Em um primeiro momento existe uma subdivisão bastante clara aqui. Enquanto Music For The Quiet Hour tem essa característica colossal, uma colaboração de uma hora de duração com o vocalista Vengeance Tenfold, dividida em cinco partes (traindo invariavelmente essa lógica fragmentada dos EPs), que acaba enveredando por um caminho de certa forma até novo para Shackleton, com uma qualidade mais atmosférica e levando a veia etnológica dos timbre até às últimas consequências, The Drawbar Organ EPs continua essa linha mais desconstruída, com uma sonoridade variada mas ainda familiar. A maior qualidade de Drawbar Organ EPs talvez seja sua vitalidade instantânea: se as faixas de Music For The Quiet Hour exigem um pouco mais do ouvinte, ainda que se façam valer de padrões muitas vezes dinâmicos e atraentes, a coisa aqui é um pouco mais fácil, mas nunca domesticada. Uma faixa como “It Is Not Easy” já nos contagia desde seus primeiros segundos, com seu chocalho rápido e de timbragem sempre particular, suas guinadas de synth inesperadas, além das camadas de percussão sutis e até doces que Shackleton vai acoplando na música; isso sem falar no grave, igualmente dinâmico, que surge depois do segundo minuto, aliado a um minimalismo sintético e veloz, vocal picotado e progressão sempre desnorteante.

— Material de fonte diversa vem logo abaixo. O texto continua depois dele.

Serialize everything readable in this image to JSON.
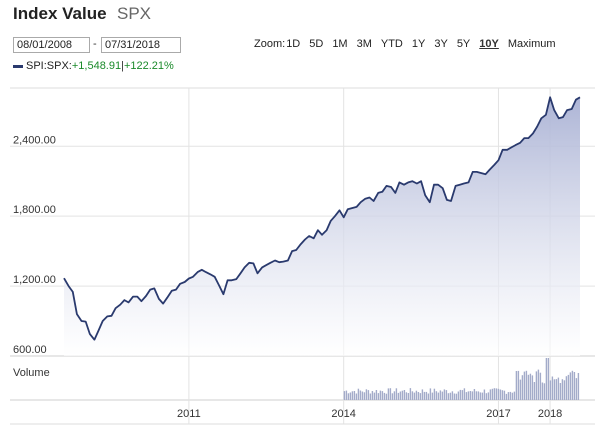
{
  "header": {
    "title": "Index Value",
    "symbol": "SPX"
  },
  "range": {
    "start": "08/01/2008",
    "separator": "-",
    "end": "07/31/2018"
  },
  "zoom": {
    "label": "Zoom:",
    "options": [
      "1D",
      "5D",
      "1M",
      "3M",
      "YTD",
      "1Y",
      "3Y",
      "5Y",
      "10Y",
      "Maximum"
    ],
    "active": "10Y"
  },
  "legend": {
    "name": "SPI:SPX:",
    "change": "+1,548.91",
    "separator": "|",
    "pct": "+122.21%"
  },
  "colors": {
    "line": "#2a3a6e",
    "fill_top": "#a9b1d4",
    "fill_bottom": "#ffffff",
    "volume": "#a3abc9",
    "grid": "#e3e3e3"
  },
  "chart_data": {
    "type": "area",
    "series": [
      {
        "x": [
          2008.58,
          2008.67,
          2008.75,
          2008.83,
          2008.92,
          2009.0,
          2009.08,
          2009.17,
          2009.25,
          2009.33,
          2009.42,
          2009.5,
          2009.58,
          2009.67,
          2009.75,
          2009.83,
          2009.92,
          2010.0,
          2010.08,
          2010.17,
          2010.25,
          2010.33,
          2010.42,
          2010.5,
          2010.58,
          2010.67,
          2010.75,
          2010.83,
          2010.92,
          2011.0,
          2011.08,
          2011.17,
          2011.25,
          2011.33,
          2011.42,
          2011.5,
          2011.58,
          2011.67,
          2011.75,
          2011.83,
          2011.92,
          2012.0,
          2012.08,
          2012.17,
          2012.25,
          2012.33,
          2012.42,
          2012.5,
          2012.58,
          2012.67,
          2012.75,
          2012.83,
          2012.92,
          2013.0,
          2013.08,
          2013.17,
          2013.25,
          2013.33,
          2013.42,
          2013.5,
          2013.58,
          2013.67,
          2013.75,
          2013.83,
          2013.92,
          2014.0,
          2014.08,
          2014.17,
          2014.25,
          2014.33,
          2014.42,
          2014.5,
          2014.58,
          2014.67,
          2014.75,
          2014.83,
          2014.92,
          2015.0,
          2015.08,
          2015.17,
          2015.25,
          2015.33,
          2015.42,
          2015.5,
          2015.58,
          2015.67,
          2015.75,
          2015.83,
          2015.92,
          2016.0,
          2016.08,
          2016.17,
          2016.25,
          2016.33,
          2016.42,
          2016.5,
          2016.58,
          2016.67,
          2016.75,
          2016.83,
          2016.92,
          2017.0,
          2017.08,
          2017.17,
          2017.25,
          2017.33,
          2017.42,
          2017.5,
          2017.58,
          2017.67,
          2017.75,
          2017.83,
          2017.92,
          2018.0,
          2018.08,
          2018.17,
          2018.25,
          2018.33,
          2018.42,
          2018.5,
          2018.58
        ],
        "values": [
          1268,
          1200,
          1150,
          960,
          900,
          895,
          790,
          740,
          820,
          900,
          940,
          945,
          1010,
          1040,
          1080,
          1060,
          1110,
          1110,
          1070,
          1115,
          1170,
          1180,
          1090,
          1050,
          1100,
          1160,
          1170,
          1220,
          1235,
          1265,
          1280,
          1320,
          1340,
          1320,
          1300,
          1280,
          1210,
          1130,
          1250,
          1250,
          1260,
          1310,
          1360,
          1400,
          1395,
          1310,
          1360,
          1380,
          1400,
          1420,
          1405,
          1410,
          1420,
          1500,
          1510,
          1560,
          1600,
          1630,
          1610,
          1680,
          1640,
          1680,
          1760,
          1800,
          1850,
          1790,
          1860,
          1870,
          1880,
          1920,
          1950,
          1960,
          1930,
          2000,
          2010,
          2060,
          2050,
          2000,
          2090,
          2070,
          2090,
          2100,
          2080,
          2100,
          1980,
          1920,
          2070,
          2070,
          2040,
          1940,
          1930,
          2060,
          2070,
          2080,
          2090,
          2180,
          2180,
          2170,
          2160,
          2200,
          2240,
          2280,
          2370,
          2370,
          2390,
          2410,
          2430,
          2470,
          2470,
          2510,
          2570,
          2640,
          2670,
          2820,
          2710,
          2640,
          2650,
          2710,
          2720,
          2800,
          2820
        ]
      }
    ],
    "y_ticks": [
      600,
      1200,
      1800,
      2400
    ],
    "y_tick_labels": [
      "600.00",
      "1,200.00",
      "1,800.00",
      "2,400.00"
    ],
    "x_ticks": [
      2011,
      2014,
      2017,
      2018
    ],
    "x_tick_labels": [
      "2011",
      "2014",
      "2017",
      "2018"
    ],
    "xlim": [
      2008.58,
      2018.58
    ],
    "ylim": [
      600,
      2900
    ],
    "volume_label": "Volume",
    "volume_start": 2014.0,
    "grid": true,
    "legend": "top-left"
  }
}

Mas a questão definidora, e que o próprio título do trabalho não deixa dúvidas, é o som do tal órgão italiano que ouvimos em várias faixas. Em “Seven Present Tenses”, por exemplo, Shackleton é extremamente preciso ao invocar toda uma lógica particular que parte das notas, sempre rápidas, do instrumento; quase um labirinto de idas e vindas frenéticas em uma espécie de phasing psicodélico. Muito se falou sobre uma certa qualidade à Steve Reich dos EPs, e aqui temos a prova concreta. E além disso há os vocais sussurrados, um jogo rápido que revela toda uma outra dimensão, numa complexa costura de samples, um dance meio tribal meio retrô, único. Ou ainda na soturna “(for the) Love of Weeping”, cheia de vocais que soam como mantras orientais e um poder rítmico ultra veloz gerado pelas notas futuristas do órgão, uma espécie de montanha russa sonora que faz miséria do instrumento.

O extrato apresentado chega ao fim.